Pensó el mercader que ojalá hubiese tenido no ochenta, sino ochocientos camellos, para llevarse muchas más riquezas.
Pero como ya no había forma de cargar con nada más, aceptó abandonar aquel lugar de fábula. Hecho lo cual, el derviche pronunció otro ritual de palabras incomprensibles, con lo que la abertura quedó cerrada y la pared de la montaña tan escarpada como antes.
—Ahora volvamos al oasis donde nos conocimos —dijo el derviche—, y allí nos dividiremos amistosamente este tesoro.
Sin embargo, estas palabras no fueron del agrado del mercader, quien por el camino iba pensando:
«¿Cómo se atreve este derviche a reclamar la mitad, si no ha trabajado nada? Cierto es que ha sido él quien ha descubierto el tesoro, pero ¿qué hubiese hecho sin mis camellos?».

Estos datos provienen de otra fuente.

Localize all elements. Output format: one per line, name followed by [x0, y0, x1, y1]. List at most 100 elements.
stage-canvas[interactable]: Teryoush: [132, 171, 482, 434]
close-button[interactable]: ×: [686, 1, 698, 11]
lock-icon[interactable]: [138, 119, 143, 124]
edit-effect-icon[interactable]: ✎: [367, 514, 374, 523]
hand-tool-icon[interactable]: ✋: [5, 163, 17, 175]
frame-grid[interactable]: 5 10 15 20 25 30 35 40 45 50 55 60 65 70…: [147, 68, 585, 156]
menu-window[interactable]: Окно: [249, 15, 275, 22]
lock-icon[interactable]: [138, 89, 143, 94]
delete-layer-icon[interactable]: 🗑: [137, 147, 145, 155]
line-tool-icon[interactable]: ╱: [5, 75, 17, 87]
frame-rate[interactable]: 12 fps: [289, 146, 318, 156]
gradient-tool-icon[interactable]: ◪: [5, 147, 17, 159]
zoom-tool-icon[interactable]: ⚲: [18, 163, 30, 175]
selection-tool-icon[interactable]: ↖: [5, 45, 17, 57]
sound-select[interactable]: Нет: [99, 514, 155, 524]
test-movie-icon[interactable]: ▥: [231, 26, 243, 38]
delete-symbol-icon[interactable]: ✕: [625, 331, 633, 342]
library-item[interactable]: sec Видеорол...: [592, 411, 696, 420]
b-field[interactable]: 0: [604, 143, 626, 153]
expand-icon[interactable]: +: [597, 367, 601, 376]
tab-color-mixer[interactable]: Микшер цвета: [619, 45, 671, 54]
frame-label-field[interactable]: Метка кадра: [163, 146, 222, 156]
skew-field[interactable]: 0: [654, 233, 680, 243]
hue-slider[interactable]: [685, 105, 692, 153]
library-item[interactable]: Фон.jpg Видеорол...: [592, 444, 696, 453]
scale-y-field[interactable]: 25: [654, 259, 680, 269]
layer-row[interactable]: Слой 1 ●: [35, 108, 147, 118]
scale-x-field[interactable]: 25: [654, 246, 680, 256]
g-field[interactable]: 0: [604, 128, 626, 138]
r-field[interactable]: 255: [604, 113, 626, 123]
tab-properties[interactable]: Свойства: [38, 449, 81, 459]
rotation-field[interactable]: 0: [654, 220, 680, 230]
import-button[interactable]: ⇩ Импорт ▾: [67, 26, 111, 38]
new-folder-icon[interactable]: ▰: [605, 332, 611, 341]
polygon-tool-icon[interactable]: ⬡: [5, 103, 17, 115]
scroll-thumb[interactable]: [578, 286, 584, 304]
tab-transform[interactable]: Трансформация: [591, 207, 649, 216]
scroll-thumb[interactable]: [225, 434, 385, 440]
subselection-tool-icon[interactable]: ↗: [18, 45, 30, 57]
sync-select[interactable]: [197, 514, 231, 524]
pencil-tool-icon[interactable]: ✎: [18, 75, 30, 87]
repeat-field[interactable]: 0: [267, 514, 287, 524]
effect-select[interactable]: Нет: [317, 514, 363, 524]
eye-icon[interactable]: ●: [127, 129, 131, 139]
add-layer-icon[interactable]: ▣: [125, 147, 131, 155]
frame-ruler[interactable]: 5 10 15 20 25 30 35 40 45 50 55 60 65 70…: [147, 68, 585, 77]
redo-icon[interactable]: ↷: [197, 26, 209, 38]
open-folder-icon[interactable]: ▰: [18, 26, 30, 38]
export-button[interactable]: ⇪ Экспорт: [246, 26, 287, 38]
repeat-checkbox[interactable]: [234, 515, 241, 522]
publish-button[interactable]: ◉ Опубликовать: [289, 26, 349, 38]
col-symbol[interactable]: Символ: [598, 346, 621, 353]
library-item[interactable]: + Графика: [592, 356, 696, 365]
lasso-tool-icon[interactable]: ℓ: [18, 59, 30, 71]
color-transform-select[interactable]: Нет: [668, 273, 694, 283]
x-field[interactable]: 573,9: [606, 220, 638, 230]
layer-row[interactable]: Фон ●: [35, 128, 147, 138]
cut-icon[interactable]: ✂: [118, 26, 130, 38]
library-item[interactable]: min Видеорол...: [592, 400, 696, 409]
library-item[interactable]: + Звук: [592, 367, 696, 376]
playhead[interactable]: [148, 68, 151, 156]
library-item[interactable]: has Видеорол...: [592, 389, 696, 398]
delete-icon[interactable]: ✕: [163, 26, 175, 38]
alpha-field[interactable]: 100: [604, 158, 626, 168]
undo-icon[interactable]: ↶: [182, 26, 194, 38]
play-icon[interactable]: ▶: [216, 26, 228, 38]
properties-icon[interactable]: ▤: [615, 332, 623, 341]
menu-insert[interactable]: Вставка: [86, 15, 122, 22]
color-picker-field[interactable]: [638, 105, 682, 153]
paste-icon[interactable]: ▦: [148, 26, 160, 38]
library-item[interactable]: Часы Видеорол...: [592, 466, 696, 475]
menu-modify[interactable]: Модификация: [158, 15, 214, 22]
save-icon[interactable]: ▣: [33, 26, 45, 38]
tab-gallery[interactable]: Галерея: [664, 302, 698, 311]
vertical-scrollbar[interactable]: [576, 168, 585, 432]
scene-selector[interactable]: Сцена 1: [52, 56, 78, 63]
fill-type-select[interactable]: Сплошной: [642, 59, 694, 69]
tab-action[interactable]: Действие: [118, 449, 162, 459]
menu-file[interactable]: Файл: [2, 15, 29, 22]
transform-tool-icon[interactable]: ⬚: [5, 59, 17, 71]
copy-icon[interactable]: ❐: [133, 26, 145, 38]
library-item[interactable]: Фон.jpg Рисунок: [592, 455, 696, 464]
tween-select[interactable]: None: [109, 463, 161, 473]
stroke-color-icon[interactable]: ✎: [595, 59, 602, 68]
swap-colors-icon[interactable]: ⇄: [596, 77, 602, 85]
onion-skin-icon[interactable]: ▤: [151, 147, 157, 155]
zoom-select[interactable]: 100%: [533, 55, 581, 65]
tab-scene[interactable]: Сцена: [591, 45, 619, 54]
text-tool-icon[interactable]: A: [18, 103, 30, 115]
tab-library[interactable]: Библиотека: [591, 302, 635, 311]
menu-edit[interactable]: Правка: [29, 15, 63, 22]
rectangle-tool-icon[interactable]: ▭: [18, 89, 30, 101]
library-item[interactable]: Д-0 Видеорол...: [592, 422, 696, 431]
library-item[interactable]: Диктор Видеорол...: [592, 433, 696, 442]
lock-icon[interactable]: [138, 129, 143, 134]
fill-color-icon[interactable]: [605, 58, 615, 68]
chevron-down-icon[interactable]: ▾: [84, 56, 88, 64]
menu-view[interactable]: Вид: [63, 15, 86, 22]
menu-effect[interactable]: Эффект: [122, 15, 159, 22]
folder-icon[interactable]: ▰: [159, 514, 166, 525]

Total que, llegado el momento del reparto, el mercader le dijo al derviche:
—¿No te parece injusto llevarte cuarenta camellos con su carga, teniendo además en cuenta que los animales son de mi propiedad? Por otra parte, como derviche que eres, ¿acaso tus creencias no te indican que no debes preocuparte por los bienes terrenales?
—Estás en lo cierto —contestó el otro sin enfadarse—. Pero no reclamo para mí esas riquezas, sino para entregárselas a los pobres y necesitados. En cuanto a lo que tú llamas injusticia, piensa que con cien veces menos de lo que te corresponde ya serías el hombre más rico de Bagdad; y no olvides que fui yo quien te reveló el secreto de este tesoro.
Actividades
1 Describe el ritual que se practicó para que la roca se partiera en dos.
2 Cita las riquezas que se encontraban en el interior de la montaña.